The Writings of C.S. Lewis
GENERAL EDUCATION: This course fulfills a General Education - Letters requirement.

CATALOG DESCRIPTION: This course will explore the writings of C.S. Lewis as the "theological philosophy" of an insightful writer, who defended Christianity as a philosophy of life. In doing so, the class will address the question: What use is C.S. Lewis to members of the Church of Jesus Christ of Latter-day Saints?
DESCRIPTION: The method of study in this course will be both challenging and exciting. It will be challenging because most students are not required to read in the manner I hope to teach in this course.

The basis of this insightful method of reading is learning how to respond to a particular topic in class by discovering connectedness between the topic and something not directly related to it. This "non-related" topic will be drawn from the books (and selections) available to you. Many of the connections you make will come from interrelating the Lewis texts you will purchase. But connections will also be made from other books you have read, or are reading. For instance, while talking about the problem of pain in Lewis's 'The Problem of Pain,' a student could draw upon Lewis's discussion of faith in 'Mere Christianity' to understand how faith enables one to learn needed lessons from pain, even though our initial reaction to pain is to ignore it, or find some way of eliminating it easily from our lives. It would also be possible to consider the first verse in First Nephi, Chapter One (See The Book of Mormon), in order to understand what blessings come from affliction and pain if experienced faithfully.

This method of reading to make connections is largely made up of what, in the Church, you may have referred to as "cross-referencing." In this class we will expand your understanding of cross referencing by doing more than linking similar ideas together. We will expand it for the purpose of posing questions not addressed in one particular text. We will draw examples from other sources to illuminate the discussion in any one particular text for the purpose of exploring perspectives that may challenge Lewis's or our own views of the doctrines we study.

By the time the course is finished, it is my hope that you will have experienced an integrated introduction to the thinking and commitment of C.S. Lewis to Christianity. At the same time, I hope you will have developed your thinking and commitment to the Revealed Gospel of Jesus Christ as the only genuine philosophy of life there is by which men and women may enjoy true happiness in this life, and eternal joy in the life to come.
TOPICS: This course has been designed to meet the interests and needs of the students. As such, the topics to be explored have not been chiseled in stone.
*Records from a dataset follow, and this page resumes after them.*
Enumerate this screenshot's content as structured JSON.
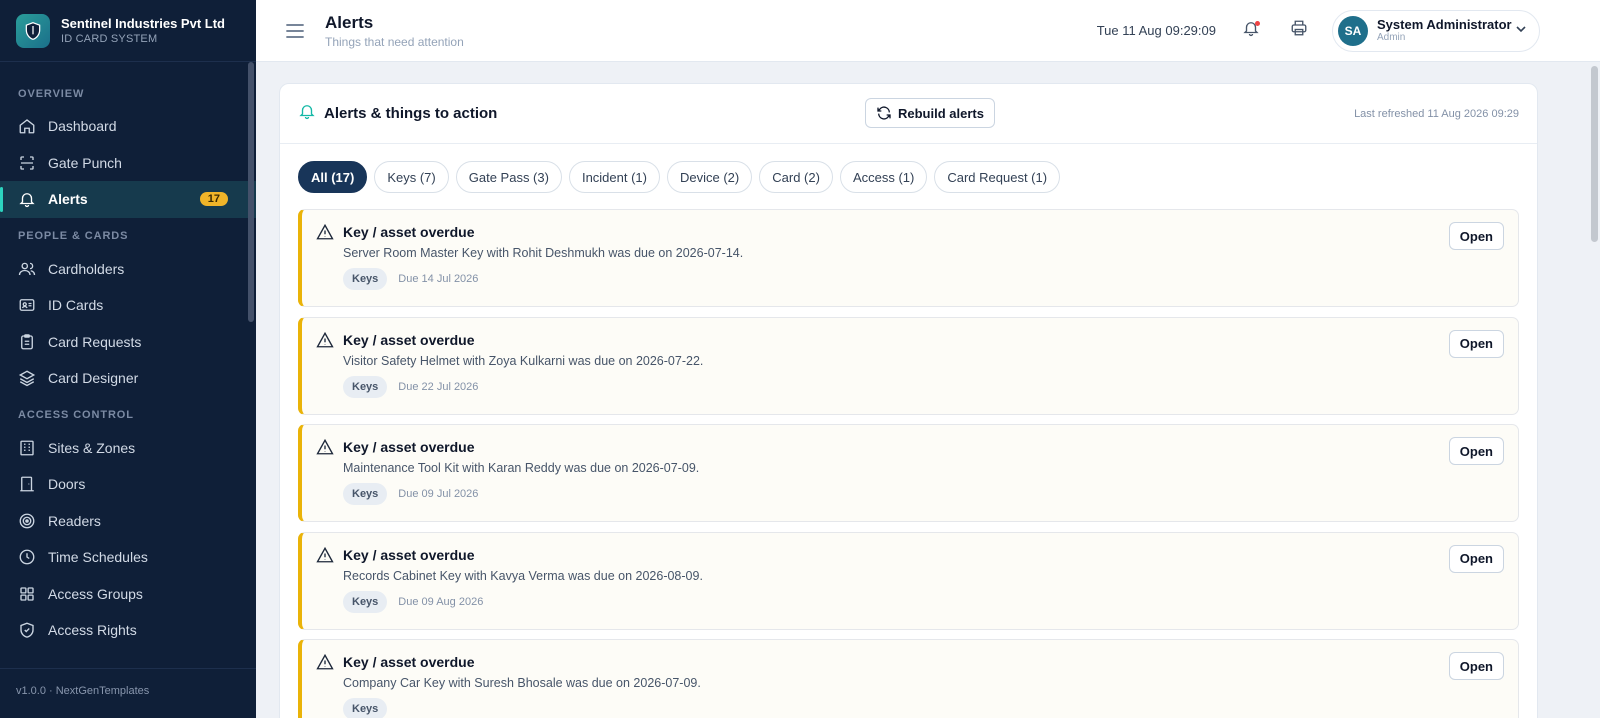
{
  "brand": {
    "name": "Sentinel Industries Pvt Ltd",
    "subtitle": "ID CARD SYSTEM"
  },
  "sidebar": {
    "sections": [
      {
        "title": "OVERVIEW",
        "items": [
          {
            "label": "Dashboard",
            "icon": "home-icon"
          },
          {
            "label": "Gate Punch",
            "icon": "scan-icon"
          },
          {
            "label": "Alerts",
            "icon": "bell-icon",
            "active": true,
            "badge": "17"
          }
        ]
      },
      {
        "title": "PEOPLE & CARDS",
        "items": [
          {
            "label": "Cardholders",
            "icon": "users-icon"
          },
          {
            "label": "ID Cards",
            "icon": "id-card-icon"
          },
          {
            "label": "Card Requests",
            "icon": "clipboard-icon"
          },
          {
            "label": "Card Designer",
            "icon": "layers-icon"
          }
        ]
      },
      {
        "title": "ACCESS CONTROL",
        "items": [
          {
            "label": "Sites & Zones",
            "icon": "building-icon"
          },
          {
            "label": "Doors",
            "icon": "door-icon"
          },
          {
            "label": "Readers",
            "icon": "target-icon"
          },
          {
            "label": "Time Schedules",
            "icon": "clock-icon"
          },
          {
            "label": "Access Groups",
            "icon": "grid-icon"
          },
          {
            "label": "Access Rights",
            "icon": "shield-icon"
          }
        ]
      }
    ],
    "footer": "v1.0.0 · NextGenTemplates"
  },
  "header": {
    "title": "Alerts",
    "subtitle": "Things that need attention",
    "datetime": "Tue 11 Aug 09:29:09",
    "user": {
      "initials": "SA",
      "name": "System Administrator",
      "role": "Admin"
    }
  },
  "panel": {
    "title": "Alerts & things to action",
    "rebuild_label": "Rebuild alerts",
    "last_refreshed": "Last refreshed 11 Aug 2026 09:29",
    "filters": [
      {
        "label": "All (17)",
        "active": true
      },
      {
        "label": "Keys (7)"
      },
      {
        "label": "Gate Pass (3)"
      },
      {
        "label": "Incident (1)"
      },
      {
        "label": "Device (2)"
      },
      {
        "label": "Card (2)"
      },
      {
        "label": "Access (1)"
      },
      {
        "label": "Card Request (1)"
      }
    ],
    "open_label": "Open",
    "alerts": [
      {
        "title": "Key / asset overdue",
        "message": "Server Room Master Key with Rohit Deshmukh was due on 2026-07-14.",
        "tag": "Keys",
        "due": "Due 14 Jul 2026"
      },
      {
        "title": "Key / asset overdue",
        "message": "Visitor Safety Helmet with Zoya Kulkarni was due on 2026-07-22.",
        "tag": "Keys",
        "due": "Due 22 Jul 2026"
      },
      {
        "title": "Key / asset overdue",
        "message": "Maintenance Tool Kit with Karan Reddy was due on 2026-07-09.",
        "tag": "Keys",
        "due": "Due 09 Jul 2026"
      },
      {
        "title": "Key / asset overdue",
        "message": "Records Cabinet Key with Kavya Verma was due on 2026-08-09.",
        "tag": "Keys",
        "due": "Due 09 Aug 2026"
      },
      {
        "title": "Key / asset overdue",
        "message": "Company Car Key with Suresh Bhosale was due on 2026-07-09.",
        "tag": "Keys",
        "due": ""
      }
    ]
  },
  "colors": {
    "sidebar_bg": "#0f1f38",
    "accent": "#2dd4bf",
    "badge": "#f0b429",
    "alert_border": "#eab308",
    "chip_active": "#183559"
  }
}
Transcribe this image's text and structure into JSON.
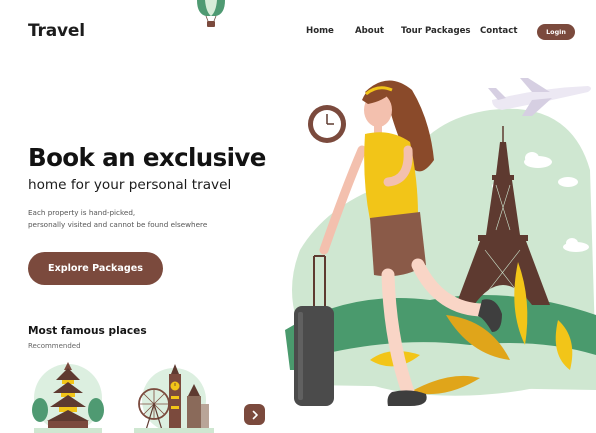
{
  "brand": {
    "name": "Travel"
  },
  "nav": {
    "items": [
      {
        "label": "Home"
      },
      {
        "label": "About"
      },
      {
        "label": "Tour Packages"
      },
      {
        "label": "Contact"
      }
    ],
    "login_label": "Login"
  },
  "hero": {
    "title": "Book an exclusive",
    "subtitle": "home for your personal travel",
    "description_lines": [
      "Each property is hand-picked,",
      "personally visited and cannot be found elsewhere"
    ],
    "cta_label": "Explore Packages"
  },
  "places": {
    "title": "Most famous places",
    "subtitle": "Recommended",
    "items": [
      {
        "icon": "pagoda-icon"
      },
      {
        "icon": "london-landmarks-icon"
      }
    ],
    "next_icon": "chevron-right-icon"
  },
  "colors": {
    "accent": "#7b4a3d",
    "green_light": "#cfe7d1",
    "green_dark": "#4a9a6d",
    "yellow": "#f2c518"
  }
}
Rather, they are here proposed as topical types to be examined during the course of one's study.

Learning to Gain Insight and Revelation into Familiar Principles and Doctrines.

Finding Our Eternal Selves in Christ.

Writing the Intellectual Journal: Intellectual Courage and Emotional Honesty.

The Principle Pattern of Insight.

Pain as God's Megaphone to Arouse a Deaf World.

The Struggle to Give Up Self.

Christian View of Divine Omnipotence and Our Restored Perspective on Agency.

The Slippery Slope of Self and Our Need for a Savior.

Asking Faithful Questions/Discovering Faithful Insights.

Humility and Our Acknowledgement of Weakness.

The Circle of a Faithfull Life in Our Search to Know the Savior.

Experimenting Upon the Word: Alma's True Comparison.

The Law of Undulation, and the Temptation to Dwindle in Unbelief.

Forgiveness: A Doctrine of Hope for Christ, Self and Others.

The Savior's Suffering Love: The Divine Motivation for Change.

OBJECTIVES: During this course we will explore Lewis' insightful doctrinal perspectives while considering how these may enable members of the Church of Jesus Christ of Latter-day Saints to understand the revealed gospel of Jesus Christ more insightfully. Our particular focus will be to read and study in order to recognize how Lewis's faithful questioning enabled Lewis to discover the significance of the Christian doctrines and principles he explored. Just as Lewis faithfully explored what he had been taught, we may understand the significance of the Revealed Gospel as we learn how to question what we have been taught in faithful ways. The purpose of this course, then, is to explore fundamental principles and doctrines of the Revealed Gospel of Christ through faithful questioning in an effort to come to understand Jesus Christ and how His atonement may be experienced more meaningfully in our lives.
REQUIREMENTS: This course assumes that students are committed to read and reread texts closely to gain insight into concepts, principles, and doctrines explored during the course.
Since 80% of the course grade will be drawn form the work students accomplish in creating an Intellectual Journal, this course assumes that students are competent writers who are committed to use their writing ability to learn. Grading is based on quizzes, exams, attendance, participation, and a large portion on the Intellectual Journals.
PREREQUISITES: You must have a 3.5 or higher accumulative GPA to take an Honor's course.